Bir bina, bir skandal, iki belediye ve yıllar süren “top çevirme” oyunu
Bir bina düşünün…
Kaçak yapılmış.
Yıkım kararı alınmış.
Ceza kesilmiş.
Tutanak tutulmuş.
Ama bina hâlâ yerli yerinde!
İzmir’in en güzel ilçelerinden biri olan Güzelbahçe Kahramandere Mahallesi’ndeki bu bina, 2023 yılından bu yana “yıkılmayı bekleyen sabır taşı” gibi duruyor.
Yıkılmadık binanın altında ezilen şeyin ne olduğunu sormak lazım:
Hukuk mu, kamu iradesi mi, yoksa milletin aklı mı?
İlgili kurumlar ne yapıyor?
Sırasıyla bakalım:
Güzelbahçe Belediyesi:
3194 sayılı İmar Kanunu’nun 32. maddesi gereği yapı tatil zabıtlarını düzenlemiş, para ve yıkım cezası vermiş.
Yani… “Gereğini yaptık, sıra başkasında” modunda.

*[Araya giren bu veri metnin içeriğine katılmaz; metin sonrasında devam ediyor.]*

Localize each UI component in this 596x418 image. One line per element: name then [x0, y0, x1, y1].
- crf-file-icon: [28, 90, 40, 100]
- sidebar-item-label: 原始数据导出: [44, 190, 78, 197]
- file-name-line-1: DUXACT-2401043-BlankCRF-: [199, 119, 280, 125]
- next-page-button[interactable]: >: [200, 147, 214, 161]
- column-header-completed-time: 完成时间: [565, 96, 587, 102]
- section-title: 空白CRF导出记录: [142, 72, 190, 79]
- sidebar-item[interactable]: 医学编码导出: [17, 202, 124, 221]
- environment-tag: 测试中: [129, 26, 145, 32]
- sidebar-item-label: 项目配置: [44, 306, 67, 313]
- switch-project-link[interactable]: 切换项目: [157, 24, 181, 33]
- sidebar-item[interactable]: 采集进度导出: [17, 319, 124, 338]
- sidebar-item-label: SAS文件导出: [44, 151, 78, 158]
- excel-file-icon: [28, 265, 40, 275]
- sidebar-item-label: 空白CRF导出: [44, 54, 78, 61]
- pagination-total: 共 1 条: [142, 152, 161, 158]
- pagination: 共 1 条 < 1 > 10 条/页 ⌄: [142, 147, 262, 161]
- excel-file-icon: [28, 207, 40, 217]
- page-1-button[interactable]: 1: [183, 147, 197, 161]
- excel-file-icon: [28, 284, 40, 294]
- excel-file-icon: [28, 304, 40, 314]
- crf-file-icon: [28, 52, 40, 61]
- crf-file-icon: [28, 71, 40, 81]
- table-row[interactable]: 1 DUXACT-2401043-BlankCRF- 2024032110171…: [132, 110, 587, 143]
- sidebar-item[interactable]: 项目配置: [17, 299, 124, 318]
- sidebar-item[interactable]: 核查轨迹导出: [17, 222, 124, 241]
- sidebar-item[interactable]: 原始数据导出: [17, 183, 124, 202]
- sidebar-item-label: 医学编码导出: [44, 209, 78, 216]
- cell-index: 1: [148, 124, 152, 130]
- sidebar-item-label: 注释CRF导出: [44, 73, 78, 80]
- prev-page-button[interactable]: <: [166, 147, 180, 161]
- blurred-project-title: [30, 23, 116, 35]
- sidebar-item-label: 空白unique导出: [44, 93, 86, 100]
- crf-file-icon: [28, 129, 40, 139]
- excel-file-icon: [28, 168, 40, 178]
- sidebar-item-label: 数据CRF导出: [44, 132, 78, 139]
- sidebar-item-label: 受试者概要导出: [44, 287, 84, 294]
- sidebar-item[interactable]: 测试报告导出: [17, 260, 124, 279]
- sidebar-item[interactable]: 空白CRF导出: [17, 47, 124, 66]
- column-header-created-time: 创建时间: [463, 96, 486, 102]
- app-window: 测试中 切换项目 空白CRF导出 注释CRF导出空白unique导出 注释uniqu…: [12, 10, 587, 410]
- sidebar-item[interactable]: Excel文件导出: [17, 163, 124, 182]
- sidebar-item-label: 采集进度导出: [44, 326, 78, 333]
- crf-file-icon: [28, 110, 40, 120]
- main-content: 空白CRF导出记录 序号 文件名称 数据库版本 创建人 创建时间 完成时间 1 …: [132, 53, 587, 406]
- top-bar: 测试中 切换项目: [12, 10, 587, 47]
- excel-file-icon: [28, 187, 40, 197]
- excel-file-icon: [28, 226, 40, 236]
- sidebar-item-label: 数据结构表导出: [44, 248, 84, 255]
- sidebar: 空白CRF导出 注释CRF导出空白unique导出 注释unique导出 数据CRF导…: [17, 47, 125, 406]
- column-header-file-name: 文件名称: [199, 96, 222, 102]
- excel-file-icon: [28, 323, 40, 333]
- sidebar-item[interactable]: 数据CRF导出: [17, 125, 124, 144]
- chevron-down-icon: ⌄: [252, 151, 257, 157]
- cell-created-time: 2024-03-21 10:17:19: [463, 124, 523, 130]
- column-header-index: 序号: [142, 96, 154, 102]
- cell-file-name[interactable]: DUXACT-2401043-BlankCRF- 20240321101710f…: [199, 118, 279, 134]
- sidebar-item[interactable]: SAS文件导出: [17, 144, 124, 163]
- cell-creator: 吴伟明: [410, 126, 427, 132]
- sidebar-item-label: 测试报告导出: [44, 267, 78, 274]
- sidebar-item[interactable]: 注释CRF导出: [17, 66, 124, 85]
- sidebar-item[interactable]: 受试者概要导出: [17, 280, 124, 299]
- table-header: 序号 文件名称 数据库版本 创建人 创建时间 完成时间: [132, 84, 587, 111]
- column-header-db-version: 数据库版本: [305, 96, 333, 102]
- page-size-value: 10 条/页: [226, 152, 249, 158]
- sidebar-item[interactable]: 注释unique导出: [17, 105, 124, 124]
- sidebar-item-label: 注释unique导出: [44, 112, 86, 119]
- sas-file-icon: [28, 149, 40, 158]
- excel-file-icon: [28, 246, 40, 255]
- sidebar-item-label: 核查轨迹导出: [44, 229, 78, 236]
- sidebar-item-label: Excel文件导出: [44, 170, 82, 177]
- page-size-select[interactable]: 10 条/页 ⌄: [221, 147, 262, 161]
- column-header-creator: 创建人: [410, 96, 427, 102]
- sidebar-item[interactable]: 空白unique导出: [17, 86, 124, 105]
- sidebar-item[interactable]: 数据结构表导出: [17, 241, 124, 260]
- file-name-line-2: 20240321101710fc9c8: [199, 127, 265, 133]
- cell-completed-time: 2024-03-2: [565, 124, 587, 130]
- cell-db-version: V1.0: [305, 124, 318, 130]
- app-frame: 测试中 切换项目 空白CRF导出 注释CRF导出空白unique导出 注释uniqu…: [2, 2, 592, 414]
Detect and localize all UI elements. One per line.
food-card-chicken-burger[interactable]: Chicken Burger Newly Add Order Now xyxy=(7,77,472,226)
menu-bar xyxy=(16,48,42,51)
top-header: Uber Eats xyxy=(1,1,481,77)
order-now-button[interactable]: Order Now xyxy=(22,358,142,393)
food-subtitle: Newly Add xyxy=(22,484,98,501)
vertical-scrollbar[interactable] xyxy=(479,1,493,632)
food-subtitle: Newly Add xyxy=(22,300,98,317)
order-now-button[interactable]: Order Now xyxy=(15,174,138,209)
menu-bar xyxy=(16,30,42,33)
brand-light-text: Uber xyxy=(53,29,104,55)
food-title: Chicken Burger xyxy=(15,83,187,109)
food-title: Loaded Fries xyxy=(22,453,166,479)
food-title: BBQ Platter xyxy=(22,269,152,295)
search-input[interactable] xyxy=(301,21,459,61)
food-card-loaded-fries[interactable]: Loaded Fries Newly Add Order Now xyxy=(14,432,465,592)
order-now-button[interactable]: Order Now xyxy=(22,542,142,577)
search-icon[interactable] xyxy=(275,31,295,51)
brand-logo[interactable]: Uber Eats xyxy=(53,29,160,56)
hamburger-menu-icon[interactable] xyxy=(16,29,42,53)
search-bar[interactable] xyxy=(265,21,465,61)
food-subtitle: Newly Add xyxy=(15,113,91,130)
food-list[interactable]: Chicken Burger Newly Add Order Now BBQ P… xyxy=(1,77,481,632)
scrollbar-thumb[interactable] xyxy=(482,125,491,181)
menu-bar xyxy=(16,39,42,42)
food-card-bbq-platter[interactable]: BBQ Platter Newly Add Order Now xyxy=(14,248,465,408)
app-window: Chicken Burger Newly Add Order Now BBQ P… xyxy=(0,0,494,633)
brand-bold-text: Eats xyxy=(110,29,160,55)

İzmir Büyükşehir Belediyesi:
5216 sayılı kanunun 11. maddesi gereği ilçe belediyesinden işlem yapılmasını talep etmiş.
Yani… “Biz de yazı yazdık, gerisi onlarda” modunda.
Sonuç:
Hiçbir şey olmamış gibi, bina yerinde duruyor.
Ve herkes bir diğerini işaret ediyor.
Ne diyorlardı hani? “İmar affı olmayacak!”
Evet. Affetmediniz.
Ama cezayı da uygulamadınız.
Binada oturuluyor mu?
Elektrik ve suyu kesildi mi?
Yıkım ihalesi açıldıysa neden kimse katılmadı?
İhale olmadıysa neden?
Yapı hâlâ ayakta, Peki bu kararı hiçe sayanlar neden görevde?
Bunlar rutin sorular değil, bunlar sistemi sorgulatan sorular.
Artık “top çevirmek” değil, “dosya çevirmek” zamanı
Bu bina artık yargının konusu.
Önümüzdeki hafta, görevini ihmal eden tüm sorumlular hakkında İzmir Cumhuriyet Başsavcılığı’na suç duyurusunda bulunuyoruz.
Yıkım kararı alınıp da uygulanmayan her yapı, devlet otoritesine atılmış bir tokattır.
Ve her tokadın bir cevabı olmalıdır.
Son söz:
Yıkılmayan binalar değil, yıkılan güvenimizdir asıl mesele.
Bu saatten sonra artık sormak zorundayız:
“Bu binayı kim yıkacak?” değil,
“Bu vurdumduymazlığı kim yargılayacak?”